Originally the Board’s functions were:
1. To prescribe rules and regulations relating to the licensing of new car dealers;
2. To hear and consider, within certain limitations, an appeal by an applicant for or the holder of a license as a new car dealer from an action or decision by the Department of Motor Vehicles; and
3. To consider any other matter concerning the activities or practices of applicants for or holders of licenses as new car dealers. (§ 3050.)
In its opening brief the Board lists 21 instances of other occupational licensing boards a majority of whose members must be licensees. Examples are the Board of Governors of the State Bar (15 of 21, Bus. & Prof. Code. §§ 6013, 6013.5), State Board of Cosmetology (3 of 5, Bus. & Prof. Code, § 7301). State Board of Accountancy (6 of 8, Bus. & Prof. Code, § 5000), and Board of Dental Examiners (7 of 8, Bus. & Prof. Code, § 1601).
Macaulay and Stewart, Law and the Balance of Power: The Automobile Manufacturers and their Dealers, supra page 8.
See Note The “Right” to a Neutral and Competent Judge in Ohio’s Mayor’s Courts (1975) 36 Ohio St.L.J. 889.
A seemingly contrary holding in Ford Motor Company v.

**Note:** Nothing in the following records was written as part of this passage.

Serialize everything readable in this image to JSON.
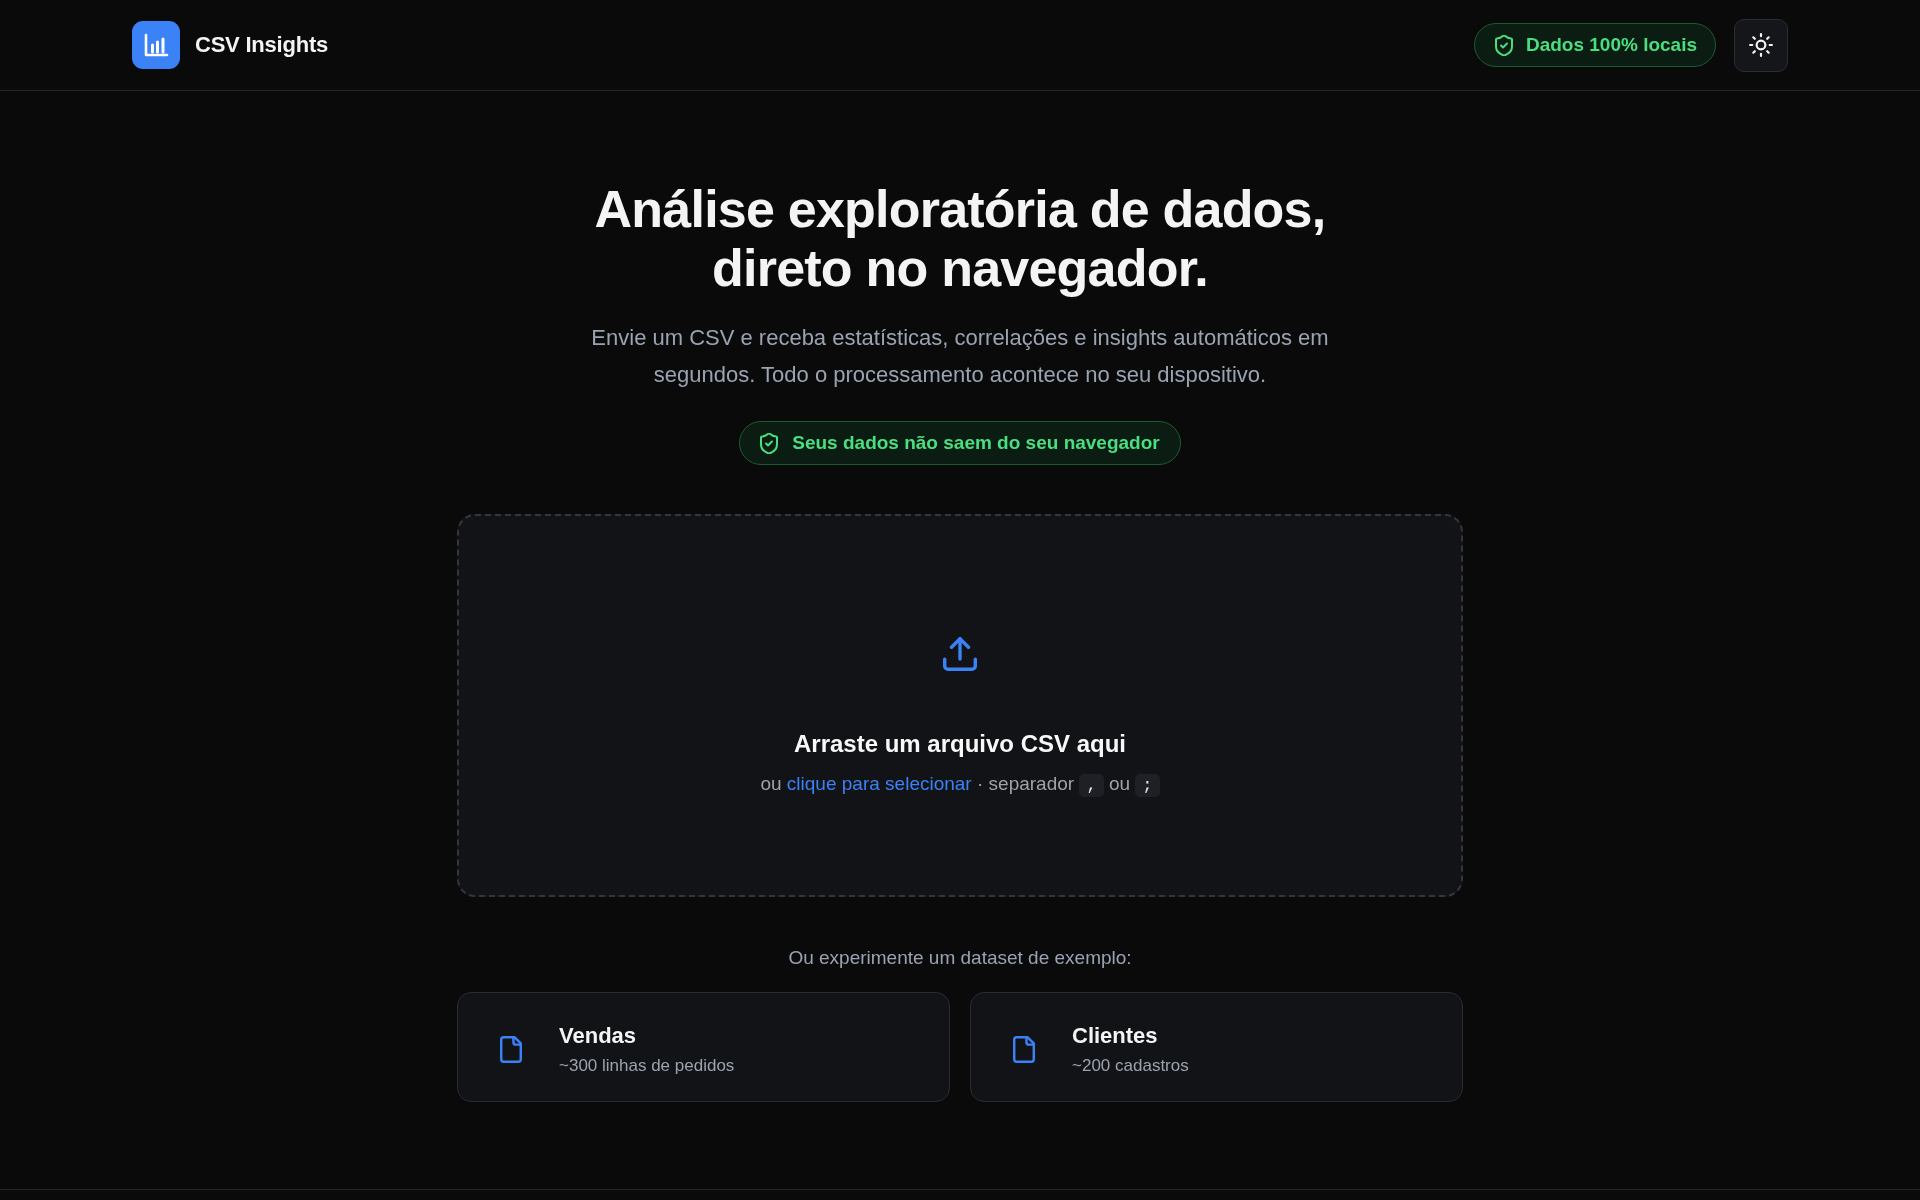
{
  "header": {
    "app_name": "CSV Insights",
    "privacy_badge": "Dados 100% locais"
  },
  "hero": {
    "title": "Análise exploratória de dados, direto no navegador.",
    "subtitle": "Envie um CSV e receba estatísticas, correlações e insights automáticos em segundos. Todo o processamento acontece no seu dispositivo.",
    "privacy_badge": "Seus dados não saem do seu navegador"
  },
  "dropzone": {
    "title": "Arraste um arquivo CSV aqui",
    "hint": {
      "lead": "ou",
      "link": "clique para selecionar",
      "separator_label": "· separador",
      "separators": [
        ",",
        ";"
      ],
      "separator_joiner": "ou"
    }
  },
  "samples": {
    "prompt": "Ou experimente um dataset de exemplo:",
    "datasets": [
      {
        "name": "Vendas",
        "description": "~300 linhas de pedidos"
      },
      {
        "name": "Clientes",
        "description": "~200 cadastros"
      }
    ]
  }
}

Pace (1960) 206 Tenn. 559 [335 S.W.2d 360], appeal dismissed (1960) 364 U.S. 444 [5 L.Ed.2d 192, 81 S.Ct. 235] rehearing denied (1961) 364 U.S. 939 [5 L.Ed.2d 371, 81 S.Ct. 377], does not impress us. The Tennessee court did not address the specific issue directly but disposed of it under the doctrine that generally a licensing and regulatory agency may constitutionally be composed of members of the business or profession regulated. (335 S.W.2d at p. 367; cf. Ex Parte McManus (1907) 151 Cal. 331 [90 P. 702].) We do not find it persuasive.